L'aspetto più direttamente percepibile di questa crisi cronica dell'urbanizzazione nei paesi sottosviluppati è la moltiplicazione degli insediamenti improvvisati, molto spesso senza il minimo trattamento del suolo occupato. Le loro caratteristiche sono note: localizzazione nei luoghi meno adatti all'urbanizzazione (i soli dove li si tollera) e nei più insalubri; agglomerati di rifugi fragili, insufficienti a proteggere dalle intemperie, dai roditori, dai parassiti, ed esposti alle tempeste, alle inondazioni, agli incendi; ammassi di rifiuti, inquinamenti di ogni genere, promiscuità e contagi (bidonvilles, villas miserias, callampas, favelles, barriadas, tugorios, ranchos del Nordafrica e dell'America Latina, ‛villaggi' suburbani delle metropoli africane, catapecchie e sordidi baraccamenti delle città indiane, ecc.). La popolazione instabile, decimata dalle malattie e dalla mortalità infantile, può essere difficilmente censita, ma ci si azzarda spesso ad affermare che essa supera il numero della popolazione propriamente urbana di molte capitali americane o africane. L'insediamento sottointegrato o non integrato non è che una conseguenza dell'incapacità dell'economia urbana di fornire lavoro, redditi e, quindi, mezzi per pagare un affitto e per giustificare degli investimenti immobiliari. È violentissimo il contrasto tra le costruzioni di prestigio del centro della città all'americana, con strade di grattacieli ingombre di vetture di lusso e dalle illuminazioni abbaglianti, e il brulichio oscuro di coloro che non sono ammessi al paradiso urbano, ma vengono a mendicarvi il semplice diritto di sopravvivere.

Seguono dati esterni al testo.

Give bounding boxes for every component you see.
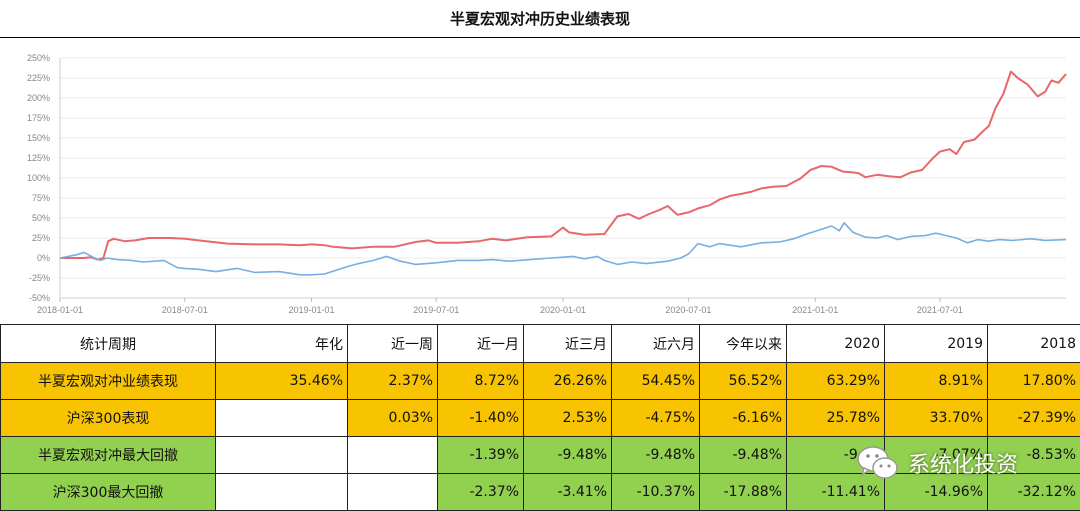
- y-tick-label: 75%: [32, 193, 50, 203]
- table-cell: 35.46%: [215, 362, 348, 400]
- column-header: 2018: [987, 324, 1080, 363]
- column-header: 近一月: [437, 324, 524, 363]
- y-tick-label: -25%: [29, 273, 50, 283]
- table-cell: -27.39%: [987, 399, 1080, 437]
- x-tick-label: 2018-07-01: [162, 305, 208, 315]
- y-tick-label: 100%: [27, 173, 50, 183]
- y-tick-label: 50%: [32, 213, 50, 223]
- table-cell: -1.40%: [437, 399, 524, 437]
- table-cell: [215, 473, 348, 511]
- column-header: 年化: [215, 324, 348, 363]
- table-cell: 63.29%: [786, 362, 885, 400]
- table-cell: -9.28: [786, 436, 885, 474]
- table-cell: 2.53%: [523, 399, 612, 437]
- y-tick-label: 0%: [37, 253, 50, 263]
- table-cell: -1.39%: [437, 436, 524, 474]
- series-line-1: [59, 222, 1067, 276]
- x-tick-label: 2020-07-01: [665, 305, 711, 315]
- table-cell: 8.91%: [884, 362, 988, 400]
- x-tick-label: 2018-01-01: [37, 305, 83, 315]
- table-cell: 25.78%: [786, 399, 885, 437]
- table-cell: [215, 436, 348, 474]
- table-cell: 26.26%: [523, 362, 612, 400]
- x-tick-label: 2019-07-01: [413, 305, 459, 315]
- table-cell: -2.37%: [437, 473, 524, 511]
- table-cell: -9.48%: [523, 436, 612, 474]
- column-header: 今年以来: [699, 324, 787, 363]
- table-cell: 17.80%: [987, 362, 1080, 400]
- series-line-0: [60, 70, 1067, 261]
- y-tick-label: 250%: [27, 53, 50, 63]
- table-cell: [215, 399, 348, 437]
- table-cell: -7.07%: [884, 436, 988, 474]
- column-header: 统计周期: [0, 324, 216, 363]
- x-tick-label: 2020-01-01: [540, 305, 586, 315]
- y-tick-label: 150%: [27, 133, 50, 143]
- y-tick-label: 175%: [27, 113, 50, 123]
- column-header: 近六月: [611, 324, 700, 363]
- table-cell: -9.48%: [611, 436, 700, 474]
- row-label: 半夏宏观对冲业绩表现: [0, 362, 216, 400]
- table-cell: [347, 473, 438, 511]
- chart-title: 半夏宏观对冲历史业绩表现: [0, 0, 1080, 38]
- table-row: 半夏宏观对冲业绩表现 35.46% 2.37% 8.72% 26.26% 54.45% 56…: [0, 362, 1080, 400]
- table-cell: 0.03%: [347, 399, 438, 437]
- performance-table: 统计周期 年化 近一周 近一月 近三月 近六月 今年以来 2020 2019 2018 半夏宏观对冲…: [0, 324, 1080, 511]
- table-row: 半夏宏观对冲最大回撤 -1.39% -9.48% -9.48% -9.48% -9.28-…: [0, 436, 1080, 474]
- table-row: 沪深300表现 0.03% -1.40% 2.53% -4.75% -6.16% 25.78…: [0, 399, 1080, 437]
- table-cell: -8.53%: [987, 436, 1080, 474]
- table-cell: -10.37%: [611, 473, 700, 511]
- table-cell: 8.72%: [437, 362, 524, 400]
- table-cell: 54.45%: [611, 362, 700, 400]
- column-header: 近一周: [347, 324, 438, 363]
- x-tick-label: 2019-01-01: [288, 305, 334, 315]
- y-tick-label: 25%: [32, 233, 50, 243]
- performance-line-chart: 250% 225% 200% 175% 150% 125% 100% 75% 50% 25% 0% -…: [27, 53, 1067, 315]
- y-tick-label: 200%: [27, 93, 50, 103]
- table-cell: -11.41%: [786, 473, 885, 511]
- table-cell: [347, 436, 438, 474]
- table-cell: -17.88%: [699, 473, 787, 511]
- table-cell: 2.37%: [347, 362, 438, 400]
- table-cell: 33.70%: [884, 399, 988, 437]
- row-label: 半夏宏观对冲最大回撤: [0, 436, 216, 474]
- table-cell: -32.12%: [987, 473, 1080, 511]
- table-header-row: 统计周期 年化 近一周 近一月 近三月 近六月 今年以来 2020 2019 2018: [0, 324, 1080, 363]
- table-cell: -9.48%: [699, 436, 787, 474]
- column-header: 2020: [786, 324, 885, 363]
- y-tick-label: -50%: [29, 293, 50, 303]
- table-cell: -3.41%: [523, 473, 612, 511]
- table-cell: 56.52%: [699, 362, 787, 400]
- table-cell: -14.96%: [884, 473, 988, 511]
- x-tick-label: 2021-01-01: [792, 305, 838, 315]
- column-header: 近三月: [523, 324, 612, 363]
- table-row: 沪深300最大回撤 -2.37% -3.41% -10.37% -17.88% -11.4…: [0, 473, 1080, 511]
- row-label: 沪深300最大回撤: [0, 473, 216, 511]
- table-cell: -6.16%: [699, 399, 787, 437]
- y-tick-label: 125%: [27, 153, 50, 163]
- column-header: 2019: [884, 324, 988, 363]
- y-tick-label: 225%: [27, 73, 50, 83]
- row-label: 沪深300表现: [0, 399, 216, 437]
- x-tick-label: 2021-07-01: [917, 305, 963, 315]
- table-cell: -4.75%: [611, 399, 700, 437]
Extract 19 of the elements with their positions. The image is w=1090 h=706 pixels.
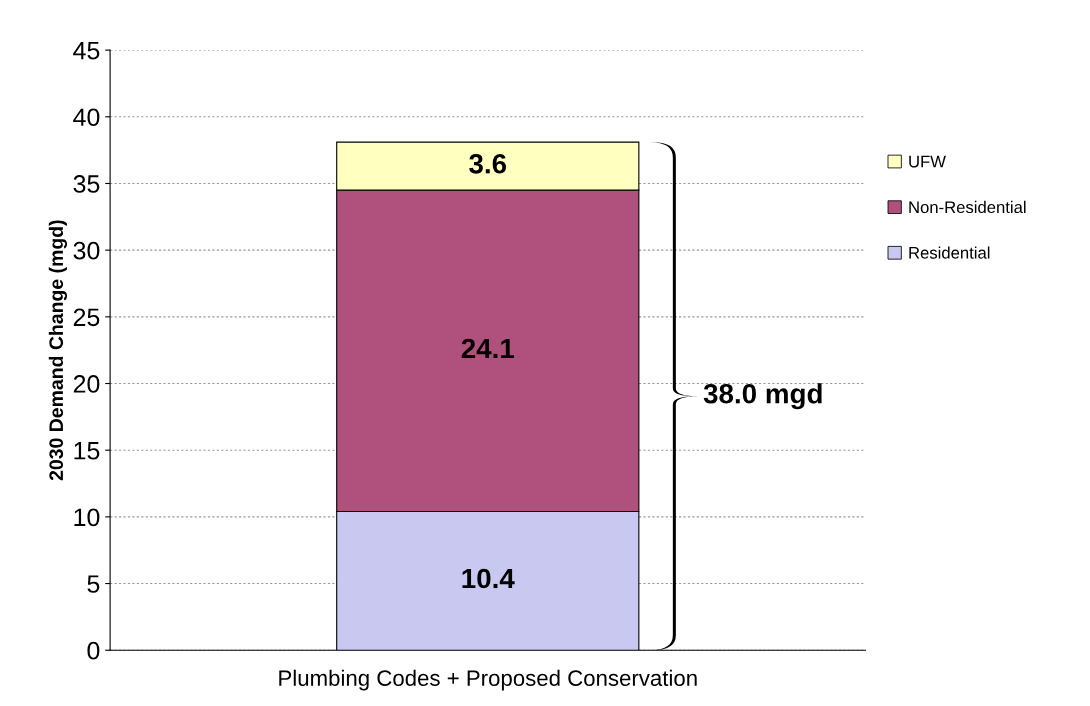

Dappertutto si sono cercati degli espedienti; attualmente è difficile immaginare delle soluzioni: separazione radicale degli insediamenti, come a Brasilia (parecchie decine di chilometri tra la capitale di prestigio e le ‛città-satelliti' della povera gente); sistemazione di un minimo di servizi e di attrezzature (distribuzione dell'acqua, distruzione dei rifiuti) nelle zone abbandonate all'insediamento spontaneo (parecchie città dell'Africa tropicale, fraccionamientos proletarios del Messico, la maggior parte delle bidonvilles delle città marocchine). Bisognerà attendere che l'economia sia capace di assicurare il lavoro a flussi migratori, rallentati da una riduzione della pressione demografica e da una migliore utilizzazione della popolazione rurale nelle campagne. Il problema della città si confonde quindi con quello di tutta l'economia e dell'intera società. E si può ben concludere che, dovunque, la città è insieme rappresentativa di una storia molto lunga e di un presente pieno di incertezze.